Он пересек несколько улочек, перемахнул через вставший на пути плетень и оказался за околицей села, у полого спускающейся к реке ложбины. Под сапогами поскрипывал утоптанный проселок. Далеко внизу вилась поредевшая ивовая грива реки. Еще дальше, на западе, виднелась железнодорожная станция, освещенная луной и неоновыми огнями. Широким шагом Караджов спускался в ложбину. С обеих сторон к ней сбегали ряды виноградных лоз, посаженных широко, в расчете на машинную обработку. Когда-то здесь было убогое пастбище, оно доходило до затаившегося у подножия горы родника. Из двух его труб Христо с дружками наполняли водой фляги и заливали норы хомяков. Случалось, что напуганный хомячок выскакивал на поверхность, и тут начиналась погоня. Детские шалости — поди поймай в поле хомячка!
Длинные шеренги виноградников внезапно кончились. Дальше шли персиковые сады, за ними — заливные луга. Разглядывая осиротевшие деревья, словно в молитве простершие свои ветви к холодному небу, Караджов вспомнил народное поверье: пожухлые листья персикового дерева внушают скромность, а плоды — соблазн. То же можно сказать и о черешне, особенно когда нальются крупные, сочные ягоды, поблескивающие капельками росы. Он это заметил еще мальчишкой: молодые девушки своим взглядом, походкой, манерой держаться напоминали то черешню, то персиковое дерево, в зависимости от цвета волос, глаз, кожи… Хотя с той минуты, когда он вышел из дому, прошло немало времени, холода он не ощущал, напротив, тело нежилось в теплой одежде, хотелось шагать да шагать.

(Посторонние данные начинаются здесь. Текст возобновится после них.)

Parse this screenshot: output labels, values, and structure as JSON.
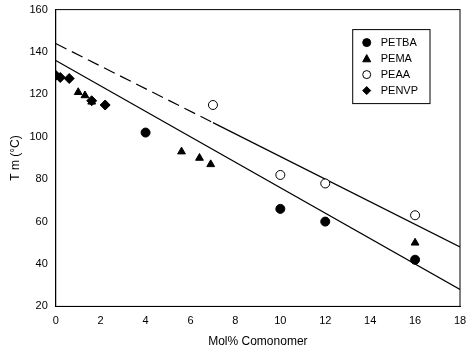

Караджов вышел к реке, скованной льдом, пустынной. Словно съежившиеся от стужи часовые, стояли вербы. Противоположный берег был пологий, по нему летом спускалась к реке бахча, за ней зеленело поле вики, прошитое золотой канителью сурепки. А еще выше горбился старый дубовый лес, холмы поддерживали его шубу, летом зеленую, зимой ржавую, а у подножия гор синюю. Эту просторную дубраву Караджов знал как свои пять пальцев, там они когда-то пасли скот, осенней порой собирали желуди, а ранней весной желтые подснежники — нарадовавшись этим первым цветам, их выбрасывали на обратном пути.